Test-Time Scaling in Diffusion LLMs via Hidden Semi-Autoregressive Experts
Jihoon Lee, Hoyeon Moon, Kevin Zhai, Arun Kumar Chithanar, Anit Kumar Sahu, Soummya Kar, Chul Lee, Souradip Chakraborty, Amrit Singh Bedi
TL;DR
This work reveals that diffusion-based LLMs implicitly learn a mixture of semi-autoregressive experts, with different generation orders exposing distinct specializations. Because a single test-time decoding schedule can underutilize this latent ensemble, the authors propose HEX, a training-free method that ensembles over diverse semi-autoregressive block schedules via majority voting to achieve robust test-time scaling. Across GSM8K, MATH, ARC-C, and TruthfulQA, HEX attains state-of-the-art or near-state-of-the-art results without retraining and even surpasses some fine-tuned baselines, demonstrating a practical, compute-tunable approach to inference. The findings establish a new paradigm for inference in diffusion LLMs, emphasizing the importance of decoding order and schedule diversity in unlocking the model’s latent reasoning capabilities.
Abstract
Diffusion-based large language models (dLLMs) are trained flexibly to model extreme dependence in the data distribution; however, how to best utilize this information at inference time remains an open problem. In this work, we uncover an interesting property of these models: dLLMs trained on textual data implicitly learn a mixture of semi-autoregressive experts, where different generation orders reveal different specialized behaviors. We show that committing to any single, fixed inference time schedule, a common practice, collapses performance by failing to leverage this latent ensemble.

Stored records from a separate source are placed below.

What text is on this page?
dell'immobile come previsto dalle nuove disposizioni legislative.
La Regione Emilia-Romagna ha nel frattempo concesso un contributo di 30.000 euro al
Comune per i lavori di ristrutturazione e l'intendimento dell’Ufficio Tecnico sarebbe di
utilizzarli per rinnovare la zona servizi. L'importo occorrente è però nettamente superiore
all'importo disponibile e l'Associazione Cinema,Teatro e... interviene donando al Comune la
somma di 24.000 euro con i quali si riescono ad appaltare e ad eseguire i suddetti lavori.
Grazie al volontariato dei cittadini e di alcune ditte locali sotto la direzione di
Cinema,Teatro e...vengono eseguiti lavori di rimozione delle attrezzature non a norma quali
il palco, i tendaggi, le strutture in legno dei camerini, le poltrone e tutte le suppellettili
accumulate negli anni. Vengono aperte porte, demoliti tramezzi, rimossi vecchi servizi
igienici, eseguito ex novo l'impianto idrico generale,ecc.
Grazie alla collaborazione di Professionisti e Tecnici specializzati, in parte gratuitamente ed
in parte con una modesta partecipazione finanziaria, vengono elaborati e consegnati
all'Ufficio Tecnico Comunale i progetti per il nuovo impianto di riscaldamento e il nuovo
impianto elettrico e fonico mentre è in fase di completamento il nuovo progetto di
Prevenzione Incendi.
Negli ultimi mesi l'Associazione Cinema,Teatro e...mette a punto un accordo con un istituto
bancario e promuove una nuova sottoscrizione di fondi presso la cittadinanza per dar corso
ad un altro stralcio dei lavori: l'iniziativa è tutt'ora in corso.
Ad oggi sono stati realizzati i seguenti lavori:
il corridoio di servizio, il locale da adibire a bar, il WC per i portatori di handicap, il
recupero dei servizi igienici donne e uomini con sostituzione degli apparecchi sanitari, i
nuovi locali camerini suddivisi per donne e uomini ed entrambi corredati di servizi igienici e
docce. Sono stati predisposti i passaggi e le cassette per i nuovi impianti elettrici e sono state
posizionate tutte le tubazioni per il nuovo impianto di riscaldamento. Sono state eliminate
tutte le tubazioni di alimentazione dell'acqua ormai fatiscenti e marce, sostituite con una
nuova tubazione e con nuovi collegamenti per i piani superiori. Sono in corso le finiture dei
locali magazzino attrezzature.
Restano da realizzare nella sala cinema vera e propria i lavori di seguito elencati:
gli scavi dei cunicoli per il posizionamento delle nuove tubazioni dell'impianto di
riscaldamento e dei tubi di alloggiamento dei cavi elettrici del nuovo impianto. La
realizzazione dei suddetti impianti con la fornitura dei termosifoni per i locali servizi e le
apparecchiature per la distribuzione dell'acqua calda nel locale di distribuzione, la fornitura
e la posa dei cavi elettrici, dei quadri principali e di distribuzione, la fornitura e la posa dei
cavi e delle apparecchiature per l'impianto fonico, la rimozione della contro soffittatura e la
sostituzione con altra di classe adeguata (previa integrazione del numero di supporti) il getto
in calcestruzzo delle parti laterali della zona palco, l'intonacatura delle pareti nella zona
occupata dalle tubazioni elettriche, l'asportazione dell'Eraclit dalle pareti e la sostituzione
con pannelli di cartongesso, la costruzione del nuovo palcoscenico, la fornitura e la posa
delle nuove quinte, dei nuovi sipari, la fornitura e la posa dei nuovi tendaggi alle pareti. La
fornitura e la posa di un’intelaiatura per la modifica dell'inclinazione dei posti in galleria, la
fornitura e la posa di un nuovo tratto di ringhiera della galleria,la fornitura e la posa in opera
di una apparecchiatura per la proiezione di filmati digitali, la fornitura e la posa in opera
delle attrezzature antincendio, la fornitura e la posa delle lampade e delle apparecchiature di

To address this, we introduce HEX (Hidden semiautoregressive EXperts for test-time scaling), a training-free inference method that ensembles across heterogeneous block schedules. By doing a majority vote over diverse block-sized generation paths, HEX robustly avoids failure modes associated with any single fixed schedule. On reasoning benchmarks such as GSM8K, it boosts accuracy by up to 3.56X (from 24.72% to 88.10%), outperforming top-K margin inference and specialized fine-tuned methods like GRPO, without additional training. HEX even yields significant gains on MATH benchmark from 16.40% to 40.00%, scientific reasoning on ARC-C from 54.18% to 87.80%, and TruthfulQA from 28.36% to 57.46%. Our results establish a new paradigm for test-time scaling in diffusion-based LLMs (dLLMs), revealing that the sequence in which masking is performed plays a critical role in determining performance during inference.